The fluke situation is honest, not spectacular. The shift to the ocean grounds has helped — I'm hearing decent numbers of keepers in that 20-to-6-pound range off the south side of the Island and out toward the Cormorant Rocks drift, working white Gulp Swimming Mullets on ¾-ounce bucktails, dragged slow, tipped with a strip of squid. But it's a covering-ground bite right now, not a park-and-load-the-cooler bite. You're picking through shorts to find the keepers, and the outgoing tide has been better than the flood — more current pulling bait off the bottom structure.
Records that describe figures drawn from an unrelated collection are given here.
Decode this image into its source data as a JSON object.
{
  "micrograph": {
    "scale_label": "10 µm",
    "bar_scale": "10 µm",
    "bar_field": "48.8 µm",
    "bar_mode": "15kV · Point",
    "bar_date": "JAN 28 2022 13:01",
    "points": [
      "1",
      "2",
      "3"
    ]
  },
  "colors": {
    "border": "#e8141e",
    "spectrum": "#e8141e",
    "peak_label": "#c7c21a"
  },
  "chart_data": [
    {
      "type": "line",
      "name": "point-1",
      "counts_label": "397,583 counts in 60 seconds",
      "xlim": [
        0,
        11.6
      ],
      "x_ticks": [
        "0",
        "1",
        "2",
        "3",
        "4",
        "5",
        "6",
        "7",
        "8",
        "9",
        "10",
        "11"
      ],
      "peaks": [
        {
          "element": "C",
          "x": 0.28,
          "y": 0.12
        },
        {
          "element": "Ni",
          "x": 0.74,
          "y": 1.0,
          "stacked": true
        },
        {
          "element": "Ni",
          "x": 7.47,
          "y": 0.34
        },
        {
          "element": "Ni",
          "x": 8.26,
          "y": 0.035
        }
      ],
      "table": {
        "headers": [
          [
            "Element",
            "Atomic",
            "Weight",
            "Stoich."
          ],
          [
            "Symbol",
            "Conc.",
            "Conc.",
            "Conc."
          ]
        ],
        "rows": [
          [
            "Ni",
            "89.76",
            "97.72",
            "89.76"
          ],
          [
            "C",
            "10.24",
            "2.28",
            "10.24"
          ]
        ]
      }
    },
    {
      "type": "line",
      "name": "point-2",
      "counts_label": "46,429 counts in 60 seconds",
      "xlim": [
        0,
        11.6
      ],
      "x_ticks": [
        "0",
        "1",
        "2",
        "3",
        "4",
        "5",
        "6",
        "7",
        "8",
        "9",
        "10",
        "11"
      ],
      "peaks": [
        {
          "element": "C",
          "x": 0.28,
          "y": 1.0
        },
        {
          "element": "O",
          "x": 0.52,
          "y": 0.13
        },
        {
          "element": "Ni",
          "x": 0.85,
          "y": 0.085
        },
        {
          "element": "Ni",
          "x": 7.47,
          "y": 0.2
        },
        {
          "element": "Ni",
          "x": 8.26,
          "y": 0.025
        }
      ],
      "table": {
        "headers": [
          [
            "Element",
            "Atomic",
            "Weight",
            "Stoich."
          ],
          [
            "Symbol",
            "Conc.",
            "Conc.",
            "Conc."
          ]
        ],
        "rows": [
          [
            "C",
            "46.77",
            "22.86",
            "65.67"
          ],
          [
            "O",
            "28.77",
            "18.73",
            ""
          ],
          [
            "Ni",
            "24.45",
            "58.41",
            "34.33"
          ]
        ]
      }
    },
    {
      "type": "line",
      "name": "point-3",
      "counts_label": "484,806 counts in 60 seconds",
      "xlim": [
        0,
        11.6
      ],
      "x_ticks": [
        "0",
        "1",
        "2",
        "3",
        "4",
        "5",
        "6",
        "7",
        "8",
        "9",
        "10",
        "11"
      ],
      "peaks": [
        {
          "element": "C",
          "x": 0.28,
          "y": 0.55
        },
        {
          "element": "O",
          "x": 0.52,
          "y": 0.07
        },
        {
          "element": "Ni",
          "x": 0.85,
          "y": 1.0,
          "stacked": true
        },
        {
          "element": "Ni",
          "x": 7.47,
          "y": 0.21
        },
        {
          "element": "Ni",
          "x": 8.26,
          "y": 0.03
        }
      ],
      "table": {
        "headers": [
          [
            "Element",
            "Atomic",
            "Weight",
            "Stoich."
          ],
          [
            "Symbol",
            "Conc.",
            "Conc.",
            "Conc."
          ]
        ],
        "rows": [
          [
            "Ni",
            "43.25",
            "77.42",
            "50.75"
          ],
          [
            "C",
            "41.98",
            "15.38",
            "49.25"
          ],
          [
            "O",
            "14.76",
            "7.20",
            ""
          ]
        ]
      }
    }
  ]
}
Bonito are the wild card and worth chasing if you've got the itch. With that cold wall gone, small pods are showing off Newport and drifting toward Point Judith on clean incoming water, chasing bay anchovies and small silversides on top. Nothing stacked yet, but I talked to a couple guys who connected on epoxy jigs and small metal — half-ounce Deadly Dicks, worked fast — right at first light off the Beavertail side. It's early, and it's spotty, but the signal's real. If that pattern holds through the week I'd expect the numbers to build as we get toward the new moon.

Porgies have been steady and dependable if you want an easy box of fish for the table — Southwest Ledge and the reef structure off the south side, bloodworms and clam on light tackle in 30 to 40 feet, any stage of the tide really, they don't care much about current the way the bass do.

Looking ahead: if the spring tides build like they should through the 11th to the 13th, I'd fish the Ledge and the North Rip on the slack transitions, live eel after dark, and I wouldn't be shy about running to Newport for an hour at dawn to check the bonito sign if the wind lays down. The fluke bite should hold steady on the ocean side as long as that back-bay water stays warm and pushes fish out — that's not changing anytime soon in July. Big picture, this is shaping up to be a strong month at the Island. The cold, oxygenated water that pulls stripers here from three states south hasn't gone anywhere, and that's the whole reason this rock produces when everywhere else is struggling.